"Men, Science, and Evolutionary Theory," review of Men: Evolutionary and Life History, by Richard Bribiescas, Forbes Magazine, 26 Februaruy 2009.
Excerpt:
Imagine Larry Summers making that statement when he was president of Harvard, instead of the much milder query he raised about the capacity of women in science that was surely one factor in his ousting as president. Yet here is a Yale professor, published by Harvard University Press in the new paperback edition of Men: Evolutionary and Life History, going much further than Summers in the opening sentence of his book.
The difference is that Richard Bribiescas speaks as a scientist, not as a university president. He is a biological anthropologist who has the equivalent of a degree in biology and more. Even though he uses the mantle of science to encourage non-biologists like Larry Summers and this reviewer to accept and act on what he asserts, he has, from science, an authority the rest of us lack.
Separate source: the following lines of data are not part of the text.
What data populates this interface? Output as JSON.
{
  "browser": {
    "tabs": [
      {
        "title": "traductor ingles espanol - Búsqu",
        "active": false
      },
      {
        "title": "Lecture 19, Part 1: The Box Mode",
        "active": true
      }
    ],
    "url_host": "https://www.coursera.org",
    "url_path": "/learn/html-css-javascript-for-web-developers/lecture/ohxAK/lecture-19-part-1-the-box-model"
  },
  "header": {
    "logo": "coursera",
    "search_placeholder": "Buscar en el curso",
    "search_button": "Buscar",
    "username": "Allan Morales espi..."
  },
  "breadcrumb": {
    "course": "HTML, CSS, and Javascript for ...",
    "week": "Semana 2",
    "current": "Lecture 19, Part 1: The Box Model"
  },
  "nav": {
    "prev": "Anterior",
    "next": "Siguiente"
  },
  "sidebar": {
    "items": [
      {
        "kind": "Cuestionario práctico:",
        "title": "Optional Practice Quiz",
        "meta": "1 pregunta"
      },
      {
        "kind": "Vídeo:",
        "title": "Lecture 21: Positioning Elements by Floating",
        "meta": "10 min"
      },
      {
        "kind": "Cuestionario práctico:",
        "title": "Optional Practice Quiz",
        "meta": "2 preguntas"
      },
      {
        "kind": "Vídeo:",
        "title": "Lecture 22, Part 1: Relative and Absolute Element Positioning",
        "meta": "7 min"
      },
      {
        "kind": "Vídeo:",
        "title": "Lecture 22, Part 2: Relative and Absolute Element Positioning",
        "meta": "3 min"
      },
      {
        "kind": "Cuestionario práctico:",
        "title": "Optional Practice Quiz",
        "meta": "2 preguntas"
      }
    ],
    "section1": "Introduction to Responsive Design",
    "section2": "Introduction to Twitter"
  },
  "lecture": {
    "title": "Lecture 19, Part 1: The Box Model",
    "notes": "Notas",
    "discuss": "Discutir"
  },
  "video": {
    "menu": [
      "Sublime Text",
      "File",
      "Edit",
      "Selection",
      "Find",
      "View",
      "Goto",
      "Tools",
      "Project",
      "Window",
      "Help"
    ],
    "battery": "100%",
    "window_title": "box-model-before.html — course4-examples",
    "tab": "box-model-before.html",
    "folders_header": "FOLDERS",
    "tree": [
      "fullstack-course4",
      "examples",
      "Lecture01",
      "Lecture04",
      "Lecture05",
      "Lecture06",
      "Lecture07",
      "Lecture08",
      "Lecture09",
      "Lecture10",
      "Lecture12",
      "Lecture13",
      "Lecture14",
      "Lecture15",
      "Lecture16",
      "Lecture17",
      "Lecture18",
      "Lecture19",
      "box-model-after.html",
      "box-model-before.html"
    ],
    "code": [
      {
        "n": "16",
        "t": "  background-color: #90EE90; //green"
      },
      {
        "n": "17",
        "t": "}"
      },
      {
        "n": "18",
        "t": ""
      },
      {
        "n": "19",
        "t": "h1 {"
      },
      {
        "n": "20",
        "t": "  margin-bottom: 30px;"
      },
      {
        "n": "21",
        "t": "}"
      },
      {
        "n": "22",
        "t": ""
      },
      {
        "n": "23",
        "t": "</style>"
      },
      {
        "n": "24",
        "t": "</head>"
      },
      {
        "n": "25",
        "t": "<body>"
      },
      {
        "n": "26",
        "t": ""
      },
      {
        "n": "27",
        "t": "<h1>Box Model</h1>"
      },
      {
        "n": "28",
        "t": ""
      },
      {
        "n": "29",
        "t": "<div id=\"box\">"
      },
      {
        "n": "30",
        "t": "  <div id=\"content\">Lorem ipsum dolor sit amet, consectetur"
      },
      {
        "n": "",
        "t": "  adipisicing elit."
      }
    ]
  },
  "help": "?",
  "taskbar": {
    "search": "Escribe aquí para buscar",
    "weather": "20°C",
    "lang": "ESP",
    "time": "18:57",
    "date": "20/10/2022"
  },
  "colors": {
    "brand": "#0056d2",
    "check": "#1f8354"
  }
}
A biological anthropologist is quite different, utterly different, from a cultural anthropologist, who, believing that culture, not biology, makes us different, would never make this statement. Bribiescas hardly alludes to the cultural argument, but no reader can be unaware that the way he begins is spitting into the prevailing wind of feminism and gender-neutrality in Western societies. The charm of his book is that he utterly ignores the opinion, or prejudice, against it and proceeds as if all he has to do is explain, and you will agree.
The science in question here is the current version of Darwin’s evolutionary theory. That theory says that human beings (for the book title speaks of men, not males) are dominated in their lives by the need to get their genes into the next generation. If you can do this, you have “survived,” even if or despite the fact that you die.